Jones, who hopes to become elected to serve for a term as full vice-president next year, said that a lack of skills in everyday technical areas - and even spelling - was a major problem which needed to be sorted for the good of clients and the profession.

'I'd like to get over my message to schools to see the advantage of being more professional, ' he said.

'You have to get respect and that comes through knowledge, skill and professionalism. The star mentality is to always want to run before you can walk, but the most important thing is to be competent and skilled in your job. There definitely needs to be a shift.'

Jones is concerned about a lack of focus on process and knowledge about getting buildings built, and feels that much of academia concentrates more on 'architecture for the sake of studying architecture'. But, at the same time, he does not want to be overproscriptive on style: he wants the personalities of schools such as the Bartlett to flourish but the apparent energy in them to be 'slightly redirected'. 'It's about wackyintelligent rather than wacky-stupid', he said.

Jones, an ex Michael Hopkins and David Morley Architects staffer whose practice features in New Architects 2, now teaches in Belfast. He considers his appointment as honorary vice-president to be an endorsement of the system in Northern Ireland but is also concerned that there is an oversupply of architecture graduates for the profession, and that not enough schools employ architects as their heads.

But while Jones agreed with the ARB's survey in August (AJ 6.9.01), in which the education system was found severely wanting on a number of issues - such as its ability to train adequately for life as a sole practitioner - he believed that it included 'quite clearly loaded questions'.

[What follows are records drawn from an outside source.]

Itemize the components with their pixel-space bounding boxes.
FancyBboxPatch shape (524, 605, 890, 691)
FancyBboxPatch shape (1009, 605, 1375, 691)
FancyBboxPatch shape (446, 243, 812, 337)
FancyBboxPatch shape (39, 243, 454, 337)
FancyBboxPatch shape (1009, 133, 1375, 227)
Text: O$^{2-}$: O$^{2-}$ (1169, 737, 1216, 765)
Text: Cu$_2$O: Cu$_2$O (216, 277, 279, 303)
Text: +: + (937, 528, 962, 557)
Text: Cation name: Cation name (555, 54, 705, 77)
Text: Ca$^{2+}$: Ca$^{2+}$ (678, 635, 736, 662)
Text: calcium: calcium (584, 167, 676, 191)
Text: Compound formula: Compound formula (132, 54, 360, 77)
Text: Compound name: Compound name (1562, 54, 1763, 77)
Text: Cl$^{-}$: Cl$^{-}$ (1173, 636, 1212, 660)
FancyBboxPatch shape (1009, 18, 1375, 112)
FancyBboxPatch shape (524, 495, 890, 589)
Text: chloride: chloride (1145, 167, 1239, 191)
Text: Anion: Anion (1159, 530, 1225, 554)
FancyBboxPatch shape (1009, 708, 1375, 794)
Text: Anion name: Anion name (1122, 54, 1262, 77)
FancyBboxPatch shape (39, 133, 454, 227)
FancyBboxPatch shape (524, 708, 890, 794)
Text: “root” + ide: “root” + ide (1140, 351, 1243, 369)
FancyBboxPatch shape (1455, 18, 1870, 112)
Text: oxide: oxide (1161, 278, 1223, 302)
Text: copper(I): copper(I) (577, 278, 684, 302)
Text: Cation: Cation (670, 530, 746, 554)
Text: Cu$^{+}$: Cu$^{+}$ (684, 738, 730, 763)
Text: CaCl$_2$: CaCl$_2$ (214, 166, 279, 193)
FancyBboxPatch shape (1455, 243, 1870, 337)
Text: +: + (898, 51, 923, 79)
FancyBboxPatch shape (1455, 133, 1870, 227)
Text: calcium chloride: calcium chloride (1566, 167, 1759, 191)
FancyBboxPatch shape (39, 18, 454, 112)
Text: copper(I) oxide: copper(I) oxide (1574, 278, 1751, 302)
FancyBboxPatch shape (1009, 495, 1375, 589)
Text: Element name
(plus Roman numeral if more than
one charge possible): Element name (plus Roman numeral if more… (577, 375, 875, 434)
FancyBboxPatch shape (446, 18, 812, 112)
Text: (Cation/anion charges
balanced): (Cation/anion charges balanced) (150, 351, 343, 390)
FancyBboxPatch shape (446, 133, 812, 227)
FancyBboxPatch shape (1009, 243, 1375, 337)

'They were trying to get a remit from the profession, ' he said. And he is concerned that the ARB wants to seize the initiative over education matters. 'They had a certain agenda there. Obviously there's a concern that the registration fee will go up the more they consider to be their remit.'

ARB boss Robin Vaughan agreed that students were not being adequately taught crucial business skills, but said there would be 'no quick fix' in turning round education - it was a responsibility both parties had to drive forward.

However, he robustly defended the survey carried out by Perry Nicholls. Vaughan said it was 'nonsense' to suggest there was an agenda, and that the profession had quite clearly signalled its 'sobering' view of the standards of education, but both the RIBA and ARB had to turn things around.

'It'll be a big culture change, ' he said.

The board, now with a new head of education in Dr Jon Levett, is to talk to the schools in a meeting on 6 November and then draw up an action plan. And it will be prioritising 14 problem areas.

These include the schools' failings on things such as financing projects, managing client relationships and business skills.

Jones, meanwhile, is to press the institute to speed up its processes on education matters to keep pace with the ARB and make it 'lighter on its feet'. And he also wants to see schools looking to train their unit heads in the skills of teaching, in contrast to the practitioners who are simply 'thrown into the deep end'. At Queens in Belfast, for example, Jones said he even gets an actress friend to come in and advise on voice projection for presentations of future schemes to clients.